The day I nearly lost my leg
Reading a blog entry on HarleyThoughts.com about a gruesome incident reminded me the day I came within inches of losing my right leg.
It was 1980. It was late on a Summer Saturday afternoon. I was 20 years old, full of the dumbass fearlessness that so often accompanies youth. I was riding a 1969 Harley Shovelhead. I accelerated quickly from an intersection on a busy main drag, leaving the rest of the cars behind. I wasn't racing, but I was moving along faster than the rest of traffic. I wasn't wearing a helmet—this was long before California eliminated that choice.
Up ahead, a late-70's full-size American car pulls a left turn in front of me from the opposite direction, apparently trying to enter the parking lot of a popular Italian restaurant. No problem, I think to myself. He's got plenty of time to enter the parking lot before I get to where he is.
Ah! If only things were that simple! The cage driver comes to a dead stop just before entering the driveway. He's not blocked by anything. He just stops. And looks at me. Watches me as I approach at 40 MPH. The entire lane is now blocked.
Now, this wouldn't have been a problem, except that the brakes on my bike weren't the greatest in the world. Completing the nightmare: I can't go around him, because there is a six-inch high wide concrete center island blocking my escape to the left. I don't want to swerve to the right side, because he may start moving forward again, and I'll be in a bigger mess.
Jamming on the brakes, trying to bring the speed down while moving as far to the left as I can, I approach the car. There's about 18 inches between the back bumper of the car and the center island, and I try to squeeze through. I'm still doing about 15 MPH as I pass by the car. The corner of the car's rear bumper neatly shears off my Hog's right rear shock absorber. Diving over the bars, I go down for a tumble, rolling along the center island. I come to rest some thirty feet beyond the impact site.
To my surprise, I'm relatively unhurt, besides minor road rash on my arm. I look back, and see that my Hog has nearly removed the rear bumper from the offending car.

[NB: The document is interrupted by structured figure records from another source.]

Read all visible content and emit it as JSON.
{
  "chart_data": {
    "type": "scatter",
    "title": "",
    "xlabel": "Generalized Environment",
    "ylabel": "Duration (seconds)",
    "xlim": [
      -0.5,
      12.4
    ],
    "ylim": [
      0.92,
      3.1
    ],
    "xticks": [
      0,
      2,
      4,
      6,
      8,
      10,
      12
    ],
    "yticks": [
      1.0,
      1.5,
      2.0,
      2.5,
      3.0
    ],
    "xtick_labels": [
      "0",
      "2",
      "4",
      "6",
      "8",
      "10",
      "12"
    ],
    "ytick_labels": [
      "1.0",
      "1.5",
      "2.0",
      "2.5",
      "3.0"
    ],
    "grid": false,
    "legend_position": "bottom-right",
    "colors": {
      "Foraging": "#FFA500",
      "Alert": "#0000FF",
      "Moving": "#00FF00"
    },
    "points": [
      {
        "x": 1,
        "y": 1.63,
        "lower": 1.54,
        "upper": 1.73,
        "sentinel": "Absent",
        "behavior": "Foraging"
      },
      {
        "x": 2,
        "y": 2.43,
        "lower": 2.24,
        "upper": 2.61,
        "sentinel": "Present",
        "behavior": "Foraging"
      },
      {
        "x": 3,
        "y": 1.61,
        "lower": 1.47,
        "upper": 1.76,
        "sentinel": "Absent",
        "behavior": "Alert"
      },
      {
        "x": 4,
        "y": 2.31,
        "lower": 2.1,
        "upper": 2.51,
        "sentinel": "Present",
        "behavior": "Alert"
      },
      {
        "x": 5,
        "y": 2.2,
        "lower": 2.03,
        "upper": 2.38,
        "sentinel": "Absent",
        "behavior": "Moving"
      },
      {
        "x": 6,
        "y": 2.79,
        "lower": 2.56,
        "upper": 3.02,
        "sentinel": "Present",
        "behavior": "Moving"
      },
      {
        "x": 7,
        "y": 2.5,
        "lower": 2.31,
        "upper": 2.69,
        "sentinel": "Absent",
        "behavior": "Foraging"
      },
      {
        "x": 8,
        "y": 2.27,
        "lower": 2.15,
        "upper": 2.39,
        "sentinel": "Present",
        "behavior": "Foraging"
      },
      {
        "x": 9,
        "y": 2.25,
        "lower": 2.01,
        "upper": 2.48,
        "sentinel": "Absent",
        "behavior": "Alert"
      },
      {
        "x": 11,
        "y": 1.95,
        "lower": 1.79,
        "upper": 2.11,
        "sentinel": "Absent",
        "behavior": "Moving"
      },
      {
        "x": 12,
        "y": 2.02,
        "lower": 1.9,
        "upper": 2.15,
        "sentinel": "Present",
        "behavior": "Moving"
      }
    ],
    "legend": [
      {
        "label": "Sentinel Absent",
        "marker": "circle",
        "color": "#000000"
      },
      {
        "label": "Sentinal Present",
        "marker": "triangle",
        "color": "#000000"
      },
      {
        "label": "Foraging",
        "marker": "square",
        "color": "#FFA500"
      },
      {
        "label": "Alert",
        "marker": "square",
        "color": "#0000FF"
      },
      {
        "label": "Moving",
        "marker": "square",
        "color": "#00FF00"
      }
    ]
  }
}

The police show up quickly. An ambulance arrives. I'm in decent shape, but they want to make sure I don't have any major unseen injuries and they don't want to miss an opportunity to lecture me on motorcycle safety. I'm whisked away to a nearby emergency room. Nothing wrong besides the gravel in my arm.
Later, when I read the police accident report, I found out that the car's driver was drunk, well over the then-generous legal limit. I'll never know why he stopped and just stared at me. I really don't care, anyway. I learned a valuable lesson. People do really strange things. You can't always predict what they will do. You will be caught by surprise.
So you see, I count my blessings that I did not lose the use of my leg. To this day, I can still close my eyes and see, with crystal clarity, the bumper of the car passing within mere inches of my right leg. I still have the tattered leather jacket that bears silent witness to my stupidity and carelessness that day.
Motorcycling is an unforgiving activity. Mistakes (regardless of who makes them) can cost you dearly. Please: pay attention. Watch the road. Don't get distracted. Your life, the lives of others, and the peace of mind of your loved ones depend on it.